Additionally, a cone was placed over each rodent’s nose to pump in the same scent during every round, and white noise was played in the background to normalize the auditory landscape.
As the mice navigated the virtual maze, the researchers monitored the activity of their hippocampal cells in real time. They did this by opening a physical window into the brain and introducing a substance that glowed when brain cells were activated. They could then monitor this glow under a microscope. This setup doesn’t limit the longevity of the lab mice, so they could run the experiment again and again over the course of the study, Dombeck noted.
By controlling the environment so tightly, “I was sure we were going to reduce this representational drift,” he told Live Science. “I was sure that the memory was going to look more stable over days — and that’s not what we found.”
The team observed that only a small subset of cells — around 5% to 10% of those recorded — behaved like conventional place cells, lighting up consistently in each round. These stable cells were also the most excitable overall, meaning they were more likely to fire in response to a stimulus. In fact, the team could predict which cells were least likely to drift based on their level of excitability. Meanwhile, the less-excitable cells were much more prone to drift.
So why does this drift occur? “It might be a mechanism that the brain uses to separate highly similar experiences into discrete individual memories so that we could access them separately later,” Dombeck suggested.
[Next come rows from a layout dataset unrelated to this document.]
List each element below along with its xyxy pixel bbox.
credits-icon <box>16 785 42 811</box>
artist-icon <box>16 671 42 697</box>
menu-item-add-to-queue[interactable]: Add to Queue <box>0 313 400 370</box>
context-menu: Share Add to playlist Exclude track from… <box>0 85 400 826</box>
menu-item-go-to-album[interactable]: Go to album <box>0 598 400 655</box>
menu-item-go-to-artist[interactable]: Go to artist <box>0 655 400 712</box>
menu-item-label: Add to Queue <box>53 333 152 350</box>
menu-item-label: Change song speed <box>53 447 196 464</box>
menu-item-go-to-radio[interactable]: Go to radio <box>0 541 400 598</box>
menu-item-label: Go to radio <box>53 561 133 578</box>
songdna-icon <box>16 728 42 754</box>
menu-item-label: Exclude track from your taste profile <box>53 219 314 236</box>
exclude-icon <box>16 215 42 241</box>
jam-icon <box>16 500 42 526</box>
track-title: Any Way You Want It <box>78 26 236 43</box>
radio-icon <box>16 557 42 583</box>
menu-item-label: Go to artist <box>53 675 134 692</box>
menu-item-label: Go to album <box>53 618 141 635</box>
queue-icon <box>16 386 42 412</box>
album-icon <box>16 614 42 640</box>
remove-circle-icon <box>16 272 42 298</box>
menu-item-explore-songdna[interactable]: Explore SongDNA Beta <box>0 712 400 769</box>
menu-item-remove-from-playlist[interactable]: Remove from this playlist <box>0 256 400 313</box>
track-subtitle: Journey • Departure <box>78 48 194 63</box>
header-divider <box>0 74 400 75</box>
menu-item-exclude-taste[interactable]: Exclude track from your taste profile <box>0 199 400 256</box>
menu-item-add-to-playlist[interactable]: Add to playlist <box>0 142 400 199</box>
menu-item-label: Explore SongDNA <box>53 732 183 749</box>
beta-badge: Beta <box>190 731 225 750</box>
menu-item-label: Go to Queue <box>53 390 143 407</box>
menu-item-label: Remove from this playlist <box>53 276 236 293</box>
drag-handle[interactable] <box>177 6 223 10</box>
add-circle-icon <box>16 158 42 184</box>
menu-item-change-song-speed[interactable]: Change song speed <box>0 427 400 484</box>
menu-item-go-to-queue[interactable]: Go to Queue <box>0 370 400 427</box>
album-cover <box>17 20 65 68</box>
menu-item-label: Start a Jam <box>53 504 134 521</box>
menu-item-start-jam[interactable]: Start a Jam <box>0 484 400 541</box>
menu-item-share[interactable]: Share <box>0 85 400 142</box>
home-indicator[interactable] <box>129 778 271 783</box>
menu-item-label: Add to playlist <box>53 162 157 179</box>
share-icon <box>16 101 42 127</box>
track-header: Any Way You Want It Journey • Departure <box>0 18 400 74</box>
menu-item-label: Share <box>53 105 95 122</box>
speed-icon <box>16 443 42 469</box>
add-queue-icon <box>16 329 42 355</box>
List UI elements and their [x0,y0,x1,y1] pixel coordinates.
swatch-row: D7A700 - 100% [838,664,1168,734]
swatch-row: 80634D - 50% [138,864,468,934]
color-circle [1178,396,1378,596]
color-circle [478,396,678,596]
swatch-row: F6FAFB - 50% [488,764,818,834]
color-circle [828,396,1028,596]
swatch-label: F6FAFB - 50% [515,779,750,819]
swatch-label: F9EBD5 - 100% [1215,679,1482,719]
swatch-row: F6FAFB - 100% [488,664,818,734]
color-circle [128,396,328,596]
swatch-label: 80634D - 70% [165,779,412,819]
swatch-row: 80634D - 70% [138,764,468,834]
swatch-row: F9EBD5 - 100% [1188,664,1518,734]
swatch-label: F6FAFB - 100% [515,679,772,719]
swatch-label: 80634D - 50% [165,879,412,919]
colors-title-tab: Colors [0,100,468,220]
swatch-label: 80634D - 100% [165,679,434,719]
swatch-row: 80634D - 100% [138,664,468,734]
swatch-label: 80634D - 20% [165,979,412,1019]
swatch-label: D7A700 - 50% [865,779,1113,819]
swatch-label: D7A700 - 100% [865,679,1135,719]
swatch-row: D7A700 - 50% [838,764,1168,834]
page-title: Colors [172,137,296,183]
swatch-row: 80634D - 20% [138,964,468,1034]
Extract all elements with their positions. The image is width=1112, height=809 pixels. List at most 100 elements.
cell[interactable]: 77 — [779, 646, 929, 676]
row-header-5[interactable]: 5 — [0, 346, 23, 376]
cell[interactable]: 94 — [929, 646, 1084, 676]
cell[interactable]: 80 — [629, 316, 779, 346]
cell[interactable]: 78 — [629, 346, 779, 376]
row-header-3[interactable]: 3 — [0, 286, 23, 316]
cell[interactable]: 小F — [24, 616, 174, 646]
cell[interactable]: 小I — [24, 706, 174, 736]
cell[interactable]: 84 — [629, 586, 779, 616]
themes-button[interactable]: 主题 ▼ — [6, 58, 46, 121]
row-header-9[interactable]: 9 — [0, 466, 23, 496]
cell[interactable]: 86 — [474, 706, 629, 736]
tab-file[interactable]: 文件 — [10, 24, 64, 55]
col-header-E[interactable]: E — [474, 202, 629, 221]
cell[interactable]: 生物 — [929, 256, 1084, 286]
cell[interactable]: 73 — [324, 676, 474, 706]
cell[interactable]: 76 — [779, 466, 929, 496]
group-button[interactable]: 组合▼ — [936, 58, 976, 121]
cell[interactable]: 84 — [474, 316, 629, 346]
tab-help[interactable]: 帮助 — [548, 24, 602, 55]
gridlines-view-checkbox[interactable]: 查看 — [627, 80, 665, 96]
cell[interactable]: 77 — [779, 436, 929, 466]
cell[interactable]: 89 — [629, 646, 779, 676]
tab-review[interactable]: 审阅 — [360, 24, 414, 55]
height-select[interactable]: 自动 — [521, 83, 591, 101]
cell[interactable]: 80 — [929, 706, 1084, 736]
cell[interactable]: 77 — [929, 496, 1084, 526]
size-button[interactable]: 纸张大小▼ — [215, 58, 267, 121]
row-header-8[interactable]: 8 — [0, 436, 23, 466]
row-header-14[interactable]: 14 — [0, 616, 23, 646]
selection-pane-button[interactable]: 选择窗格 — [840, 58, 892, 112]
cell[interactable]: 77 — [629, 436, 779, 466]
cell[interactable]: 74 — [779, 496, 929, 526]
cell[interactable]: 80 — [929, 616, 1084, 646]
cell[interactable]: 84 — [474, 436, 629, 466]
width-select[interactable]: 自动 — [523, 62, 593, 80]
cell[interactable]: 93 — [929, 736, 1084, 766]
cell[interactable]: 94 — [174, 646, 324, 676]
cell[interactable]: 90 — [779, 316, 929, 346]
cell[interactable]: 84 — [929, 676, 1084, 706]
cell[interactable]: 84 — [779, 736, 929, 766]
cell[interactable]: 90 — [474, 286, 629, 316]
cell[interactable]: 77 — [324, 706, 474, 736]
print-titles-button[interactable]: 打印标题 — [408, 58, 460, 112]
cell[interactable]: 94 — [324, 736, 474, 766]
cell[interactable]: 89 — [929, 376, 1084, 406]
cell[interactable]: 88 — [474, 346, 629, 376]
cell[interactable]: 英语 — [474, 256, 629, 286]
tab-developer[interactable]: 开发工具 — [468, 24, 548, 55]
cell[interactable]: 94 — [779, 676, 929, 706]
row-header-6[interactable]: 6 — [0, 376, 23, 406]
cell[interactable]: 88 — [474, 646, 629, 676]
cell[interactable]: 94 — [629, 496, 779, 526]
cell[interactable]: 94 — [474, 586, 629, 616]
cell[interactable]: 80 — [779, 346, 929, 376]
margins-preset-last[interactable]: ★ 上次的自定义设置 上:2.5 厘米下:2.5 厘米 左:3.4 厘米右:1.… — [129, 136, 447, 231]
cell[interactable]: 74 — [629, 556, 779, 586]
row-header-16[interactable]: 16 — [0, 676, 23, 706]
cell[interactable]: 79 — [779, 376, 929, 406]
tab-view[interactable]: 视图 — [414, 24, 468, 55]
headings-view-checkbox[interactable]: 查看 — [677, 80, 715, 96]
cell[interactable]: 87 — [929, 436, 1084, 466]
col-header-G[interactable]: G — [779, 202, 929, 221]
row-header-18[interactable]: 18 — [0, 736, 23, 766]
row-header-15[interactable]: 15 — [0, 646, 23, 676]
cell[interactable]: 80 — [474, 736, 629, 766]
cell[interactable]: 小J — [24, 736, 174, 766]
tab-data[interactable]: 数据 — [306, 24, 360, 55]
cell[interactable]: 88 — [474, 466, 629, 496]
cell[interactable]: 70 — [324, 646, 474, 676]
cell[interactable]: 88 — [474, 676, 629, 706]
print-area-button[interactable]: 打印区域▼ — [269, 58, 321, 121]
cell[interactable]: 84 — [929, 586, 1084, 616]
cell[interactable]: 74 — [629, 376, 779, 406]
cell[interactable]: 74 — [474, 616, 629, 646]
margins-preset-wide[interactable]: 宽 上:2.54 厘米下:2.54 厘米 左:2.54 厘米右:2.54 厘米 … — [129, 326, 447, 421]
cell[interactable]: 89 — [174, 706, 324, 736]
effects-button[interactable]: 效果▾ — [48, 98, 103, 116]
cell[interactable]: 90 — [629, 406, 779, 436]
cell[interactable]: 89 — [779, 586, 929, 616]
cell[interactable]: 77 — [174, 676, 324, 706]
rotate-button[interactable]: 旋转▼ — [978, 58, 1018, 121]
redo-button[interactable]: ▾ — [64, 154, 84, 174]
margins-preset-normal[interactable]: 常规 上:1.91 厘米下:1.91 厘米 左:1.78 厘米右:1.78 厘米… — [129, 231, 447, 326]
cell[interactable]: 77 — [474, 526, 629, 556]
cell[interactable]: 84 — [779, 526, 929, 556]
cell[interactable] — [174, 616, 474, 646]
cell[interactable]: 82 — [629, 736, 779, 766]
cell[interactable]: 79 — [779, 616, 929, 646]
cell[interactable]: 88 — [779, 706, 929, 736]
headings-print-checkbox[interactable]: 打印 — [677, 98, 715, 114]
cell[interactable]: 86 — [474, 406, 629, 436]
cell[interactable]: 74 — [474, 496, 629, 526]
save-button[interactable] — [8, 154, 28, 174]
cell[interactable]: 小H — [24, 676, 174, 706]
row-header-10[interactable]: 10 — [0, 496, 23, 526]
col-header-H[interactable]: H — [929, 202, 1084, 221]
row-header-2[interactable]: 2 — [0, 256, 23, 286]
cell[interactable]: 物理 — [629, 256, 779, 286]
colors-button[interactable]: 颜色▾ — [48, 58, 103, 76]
So although you might return to a place repeatedly — work, school or a favorite park — you can nonetheless distinguish the different visits in your mind.
In other words, the drift may be a way for the brain to track the passage of time, he said.
Dombeck suspects this type of drift affects episodic memories, in general, which are about specific personal experiences that took place at particular locations and times. Other types of memory — such as motor memories, about learned movement skills — may be represented differently in the brain.
The study had a few limitations. For one, the brain-recording approach used in the study captured only a fraction of the cells in the mouse hippocampus — maybe 1% of its hundreds of thousands of neurons. But based on past studies, the team suspects similar processes are occurring across the hippocampus.
Additionally, research in mice isn’t guaranteed to apply to humans. But Dombeck said he would expect the processes observed in this mouse study to be “fairly similar” to those unfolding in the human hippocampus. Because cells of the hippocampus become less excitable with age, it could be that memory worsens with age in part because those few stable cells at the core of our memories lose excitability, Dombeck suggested.
“If we could somehow tweak the excitability of our neurons or maintain that excitability over time, we could probably maintain memory,” Dombeck speculated. But that idea will need to be backed up with further research.